For the past years, it’s been a central concern for me to question the traditional roles of the designer and work towards deconstructing the hierarchical and alienating design processes which produce imperative, excludent design products and solutions. I started then exploring other design practices that allowed me to use my professional knowledge and methods as political activism tools.
Inspired by more recent takes on participatory- and co-design – especially by researchers such as Binder, Halse, Brandt,Olander and Anastassakis –, the focus of my work as a designer shifted from the projection and production of a final product, to the attention to the design process itself, in an effort to make it more democratic and less of an inaccessible black box. In this setting, the role of the designer is not that of someone who prescribes solutions, but of someone who acts as an intermediate agent, promoting scenarios for the collective raising and articulating of relevant issues, and directly involving people who are affected by it in different ways.
When we gather to play with the Oracle, we are creating spaces of discussion and bringing the debate on biased tech and AI to a broader audience, who is usually affected by it, but not part of the design processes concerning these topics. The card game works as a tool to provoke engagement and mediate discussions – as we draw together other possible futures, we explore these issues to better understand them, make them tangible and easier to approach, as well as suggest different ways of collectively building knowledge.
I find it important to point out that we are not aiming for participants to come up with technology concepts that are necessarily realistic or feasible in the present day or near future. The role of these products and concepts is not of a traditional prototype, merely a draft to be refined towards a final product, but of an engaging tool to be appropriated by the participants in new forms of dialogue. The speculative exercise and futuristic narrative brought by the Oracle frees us from the present constraints, provokes our imagination and fosters the collective production of meanings in a rich diversity of outcomes.

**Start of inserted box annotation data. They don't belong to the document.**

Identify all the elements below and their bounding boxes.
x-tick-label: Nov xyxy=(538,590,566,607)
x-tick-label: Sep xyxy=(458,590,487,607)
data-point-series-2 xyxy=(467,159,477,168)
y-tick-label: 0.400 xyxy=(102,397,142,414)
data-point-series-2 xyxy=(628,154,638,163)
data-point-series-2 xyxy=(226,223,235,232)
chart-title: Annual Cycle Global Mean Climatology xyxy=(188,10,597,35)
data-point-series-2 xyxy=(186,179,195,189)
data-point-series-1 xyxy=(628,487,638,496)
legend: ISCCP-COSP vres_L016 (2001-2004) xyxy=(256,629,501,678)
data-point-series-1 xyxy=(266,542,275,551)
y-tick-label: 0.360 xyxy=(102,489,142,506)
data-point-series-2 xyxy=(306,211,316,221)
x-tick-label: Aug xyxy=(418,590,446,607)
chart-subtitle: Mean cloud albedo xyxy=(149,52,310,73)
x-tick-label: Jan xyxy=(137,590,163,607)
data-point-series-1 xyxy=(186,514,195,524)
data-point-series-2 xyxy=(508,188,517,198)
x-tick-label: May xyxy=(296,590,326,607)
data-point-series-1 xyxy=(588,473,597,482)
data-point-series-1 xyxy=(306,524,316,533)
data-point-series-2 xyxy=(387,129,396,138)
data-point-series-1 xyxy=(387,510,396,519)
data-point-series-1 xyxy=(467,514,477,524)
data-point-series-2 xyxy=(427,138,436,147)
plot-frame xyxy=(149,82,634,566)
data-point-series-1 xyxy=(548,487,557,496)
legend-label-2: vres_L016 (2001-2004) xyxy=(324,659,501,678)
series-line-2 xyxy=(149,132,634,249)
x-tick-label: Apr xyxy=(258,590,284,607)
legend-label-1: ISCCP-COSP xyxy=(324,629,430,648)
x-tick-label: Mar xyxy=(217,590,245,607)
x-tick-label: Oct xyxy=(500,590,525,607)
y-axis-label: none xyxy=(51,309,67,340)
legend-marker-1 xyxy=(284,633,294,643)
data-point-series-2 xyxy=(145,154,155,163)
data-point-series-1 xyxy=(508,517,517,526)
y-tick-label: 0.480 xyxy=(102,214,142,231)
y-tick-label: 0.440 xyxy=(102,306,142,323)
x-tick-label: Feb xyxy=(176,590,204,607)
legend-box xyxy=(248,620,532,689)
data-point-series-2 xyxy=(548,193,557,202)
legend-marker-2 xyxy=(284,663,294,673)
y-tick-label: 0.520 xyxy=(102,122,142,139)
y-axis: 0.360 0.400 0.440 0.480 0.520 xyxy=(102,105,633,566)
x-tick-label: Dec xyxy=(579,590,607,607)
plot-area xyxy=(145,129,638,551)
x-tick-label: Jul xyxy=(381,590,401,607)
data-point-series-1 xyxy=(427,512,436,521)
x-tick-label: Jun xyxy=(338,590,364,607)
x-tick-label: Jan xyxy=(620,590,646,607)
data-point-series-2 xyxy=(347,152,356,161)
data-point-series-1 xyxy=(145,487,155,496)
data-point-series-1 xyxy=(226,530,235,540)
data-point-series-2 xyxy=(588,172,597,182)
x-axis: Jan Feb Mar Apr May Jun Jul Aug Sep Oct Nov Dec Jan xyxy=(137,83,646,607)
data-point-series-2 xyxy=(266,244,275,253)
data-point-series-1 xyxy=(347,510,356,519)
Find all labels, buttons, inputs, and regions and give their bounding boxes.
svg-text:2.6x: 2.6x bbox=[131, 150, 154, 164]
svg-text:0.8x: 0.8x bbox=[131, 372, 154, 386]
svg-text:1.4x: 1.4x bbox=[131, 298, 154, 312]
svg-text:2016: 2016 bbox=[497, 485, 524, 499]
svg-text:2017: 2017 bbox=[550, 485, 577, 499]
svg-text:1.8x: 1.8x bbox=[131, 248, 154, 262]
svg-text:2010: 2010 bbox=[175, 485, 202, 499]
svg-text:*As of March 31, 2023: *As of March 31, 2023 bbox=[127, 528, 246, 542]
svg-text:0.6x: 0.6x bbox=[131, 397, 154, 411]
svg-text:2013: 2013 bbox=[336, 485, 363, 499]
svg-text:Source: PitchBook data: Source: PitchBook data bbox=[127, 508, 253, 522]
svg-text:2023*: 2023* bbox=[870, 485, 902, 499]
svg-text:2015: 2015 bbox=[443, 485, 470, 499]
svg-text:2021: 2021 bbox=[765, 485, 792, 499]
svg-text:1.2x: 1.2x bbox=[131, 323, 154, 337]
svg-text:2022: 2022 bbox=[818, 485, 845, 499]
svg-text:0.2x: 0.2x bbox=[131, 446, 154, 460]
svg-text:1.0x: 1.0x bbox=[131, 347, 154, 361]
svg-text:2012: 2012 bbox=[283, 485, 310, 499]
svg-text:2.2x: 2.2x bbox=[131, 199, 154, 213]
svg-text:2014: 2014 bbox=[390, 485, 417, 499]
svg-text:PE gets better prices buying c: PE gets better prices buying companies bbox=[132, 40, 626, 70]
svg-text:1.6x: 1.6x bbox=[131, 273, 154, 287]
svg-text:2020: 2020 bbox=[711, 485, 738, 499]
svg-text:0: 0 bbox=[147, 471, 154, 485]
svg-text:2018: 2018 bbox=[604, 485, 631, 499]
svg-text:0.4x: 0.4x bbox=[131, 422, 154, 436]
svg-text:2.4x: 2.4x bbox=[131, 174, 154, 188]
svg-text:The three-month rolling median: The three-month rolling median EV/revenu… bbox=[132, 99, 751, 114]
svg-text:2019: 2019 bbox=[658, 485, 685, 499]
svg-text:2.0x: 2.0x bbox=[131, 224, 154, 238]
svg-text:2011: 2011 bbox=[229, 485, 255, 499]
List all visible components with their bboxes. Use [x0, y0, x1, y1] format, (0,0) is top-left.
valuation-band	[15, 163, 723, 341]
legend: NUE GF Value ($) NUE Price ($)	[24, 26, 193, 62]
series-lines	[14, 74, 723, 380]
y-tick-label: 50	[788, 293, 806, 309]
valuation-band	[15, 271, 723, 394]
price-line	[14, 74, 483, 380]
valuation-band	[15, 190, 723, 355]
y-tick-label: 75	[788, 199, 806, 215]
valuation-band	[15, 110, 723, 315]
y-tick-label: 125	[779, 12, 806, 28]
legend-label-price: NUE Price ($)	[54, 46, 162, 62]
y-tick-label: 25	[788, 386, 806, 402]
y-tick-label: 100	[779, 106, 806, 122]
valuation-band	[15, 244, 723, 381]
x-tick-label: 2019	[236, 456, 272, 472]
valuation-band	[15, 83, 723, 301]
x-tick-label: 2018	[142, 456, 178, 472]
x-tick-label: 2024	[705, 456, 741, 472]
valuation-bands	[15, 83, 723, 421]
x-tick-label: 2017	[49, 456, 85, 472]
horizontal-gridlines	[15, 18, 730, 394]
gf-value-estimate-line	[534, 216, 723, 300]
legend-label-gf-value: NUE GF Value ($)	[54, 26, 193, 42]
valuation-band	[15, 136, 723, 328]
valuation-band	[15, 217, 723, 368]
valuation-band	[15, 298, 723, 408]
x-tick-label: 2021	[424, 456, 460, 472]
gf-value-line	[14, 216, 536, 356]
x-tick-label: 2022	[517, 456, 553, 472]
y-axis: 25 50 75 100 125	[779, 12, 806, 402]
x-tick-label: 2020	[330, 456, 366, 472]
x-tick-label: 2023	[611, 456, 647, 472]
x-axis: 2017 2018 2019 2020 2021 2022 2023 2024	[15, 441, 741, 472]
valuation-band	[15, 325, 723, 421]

By creating spaces for debate and materialising abstract issues, the Oracle is also supporting the building of networks and publics around them. In this way, the codesign process can act as a platform for establishing conditions for action and change. For me, this is also what transfeminist technology means – to radically open design processes for people who are actually affected by their outcomes but have been historically excluded and silenced. As the anthropologist Tim Ingold wrote, design will not change the world, but it’s part of this world in constant change – therefore it can contribute with its tools in a politically engaged way, pointing towards more democratic paths for the discipline and beyond.